Result: T:LAN+RIO will only attempt to deliver CRITICAL events for a max period of 25 x 10s = 250s = 4 minutes and 10 seconds.
OTHER Alarms (Covers INFO/WARNING/FAIL Events):
Repeat INFO NOTIFICATIONS for a maximum of 2 times, every 50s unless ACKed sooner by NMS destination.
Result: T:LAN+RIO will only attempt to deliver INFO events for a max period of 2 x 50s = 100s = 1 minute and 40 seconds.
Repeat WARNING NOTIFICATIONS for a maximum of 3 times, every 40s unless ACKed sooner by NMS destination.

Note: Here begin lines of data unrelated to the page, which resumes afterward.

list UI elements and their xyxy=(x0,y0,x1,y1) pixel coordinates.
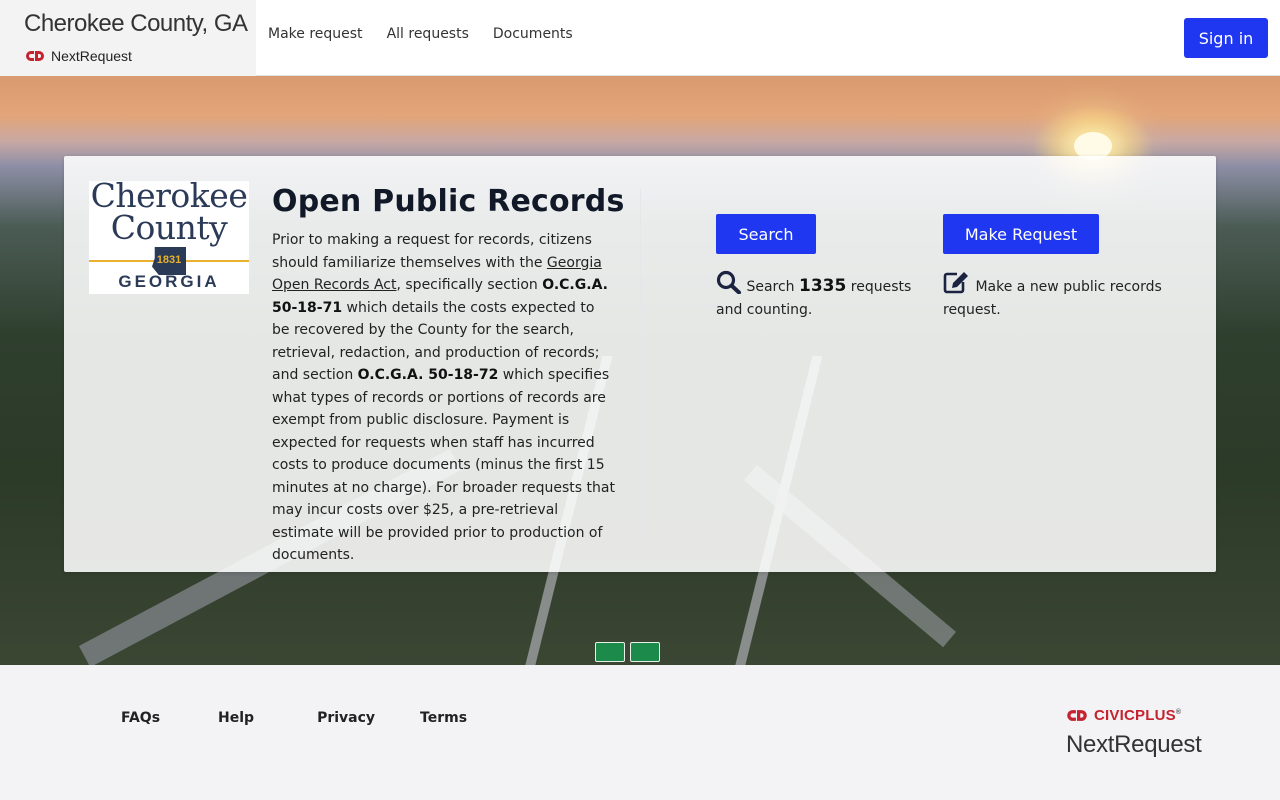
main-nav: Make request All requests Documents xyxy=(268,26,573,42)
footer: FAQs Help Privacy Terms CIVICPLUS® NextR… xyxy=(0,665,1280,800)
request-description: Make a new public records request. xyxy=(943,270,1173,321)
brand-title[interactable]: Cherokee County, GA xyxy=(24,10,248,38)
request-count: 1335 xyxy=(799,276,847,296)
footer-link-terms[interactable]: Terms xyxy=(420,710,467,726)
footer-links: FAQs Help Privacy Terms xyxy=(121,710,525,726)
footer-link-faqs[interactable]: FAQs xyxy=(121,710,160,726)
search-description: Search 1335 requests and counting. xyxy=(716,270,916,321)
footer-link-privacy[interactable]: Privacy xyxy=(317,710,375,726)
search-text-before: Search xyxy=(746,279,800,295)
brand-block[interactable]: Cherokee County, GA NextRequest xyxy=(0,0,256,76)
logo-year: 1831 xyxy=(156,254,182,266)
footer-link-help[interactable]: Help xyxy=(218,710,254,726)
make-request-button[interactable]: Make Request xyxy=(943,214,1099,254)
nextrequest-logo-icon xyxy=(26,51,44,61)
records-card: Cherokee County 1831 GEORGIA Open Public… xyxy=(64,156,1216,572)
civicplus-logo-icon xyxy=(1067,710,1087,721)
civicplus-brand: CIVICPLUS® xyxy=(1066,707,1181,724)
brand-subtitle: NextRequest xyxy=(25,48,132,64)
nextrequest-wordmark: NextRequest xyxy=(1066,731,1202,758)
registered-mark: ® xyxy=(1175,709,1182,716)
logo-state: GEORGIA xyxy=(118,272,220,291)
top-navbar: Cherokee County, GA NextRequest Make req… xyxy=(0,0,1280,76)
road-sign xyxy=(595,642,625,662)
nav-all-requests[interactable]: All requests xyxy=(387,26,469,42)
civicplus-wordmark-part2: PLUS xyxy=(1135,707,1176,724)
nav-make-request[interactable]: Make request xyxy=(268,26,363,42)
civicplus-wordmark-part1: CIVIC xyxy=(1094,707,1136,724)
intro-part: , specifically section xyxy=(396,277,543,293)
search-button[interactable]: Search xyxy=(716,214,816,254)
edit-icon xyxy=(943,272,968,294)
intro-text: Prior to making a request for records, c… xyxy=(272,229,616,567)
request-text: Make a new public records request. xyxy=(943,279,1162,318)
nav-documents[interactable]: Documents xyxy=(493,26,573,42)
civicplus-wordmark: CIVICPLUS® xyxy=(1094,707,1181,724)
road-sign xyxy=(630,642,660,662)
page-title: Open Public Records xyxy=(272,184,625,219)
search-icon xyxy=(716,270,741,295)
brand-subtitle-text: NextRequest xyxy=(51,48,132,64)
code-section: O.C.G.A. 50-18-72 xyxy=(357,367,499,383)
intro-part: Prior to making a request for records, c… xyxy=(272,232,592,271)
county-logo: Cherokee County 1831 GEORGIA xyxy=(89,181,249,294)
logo-line-2: County xyxy=(110,208,228,247)
column-divider xyxy=(640,189,641,539)
sign-in-button[interactable]: Sign in xyxy=(1184,18,1268,58)
intro-part: which specifies what types of records or… xyxy=(272,367,615,563)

Result: T:LAN+RIO will only attempt to deliver WARNING events for a max period of 3 x 40s = 120s = 2 minutes.
Repeat FAIL NOTIFICATIONS for a maximum of 25 times, every 10s unless ACKed sooner by NMS destination. These are the highest level notifications, usually reserved for hardware fail events.

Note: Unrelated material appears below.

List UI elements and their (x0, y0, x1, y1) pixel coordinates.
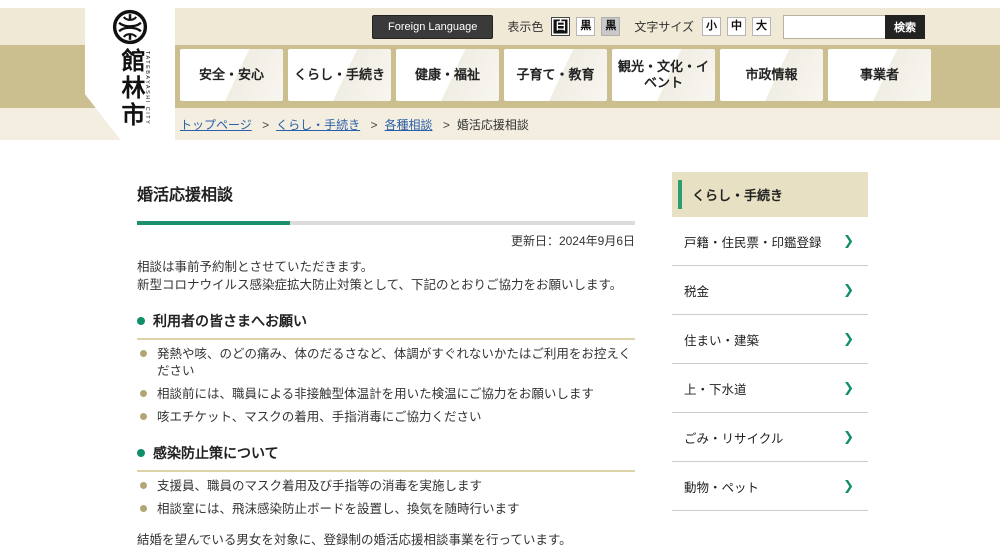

Result: T:LAN+RIO will only attempt to deliver FAIL events for a max period of 25 x 10s = 250s = 4 minutes and 10 seconds.
The RIO however supports a much wider range of repeat intervals: these can be specified as follows:
- 1 to 60 seconds
- 1 to 60 minutes
- 1 to 24 hours
- 1 to 60 days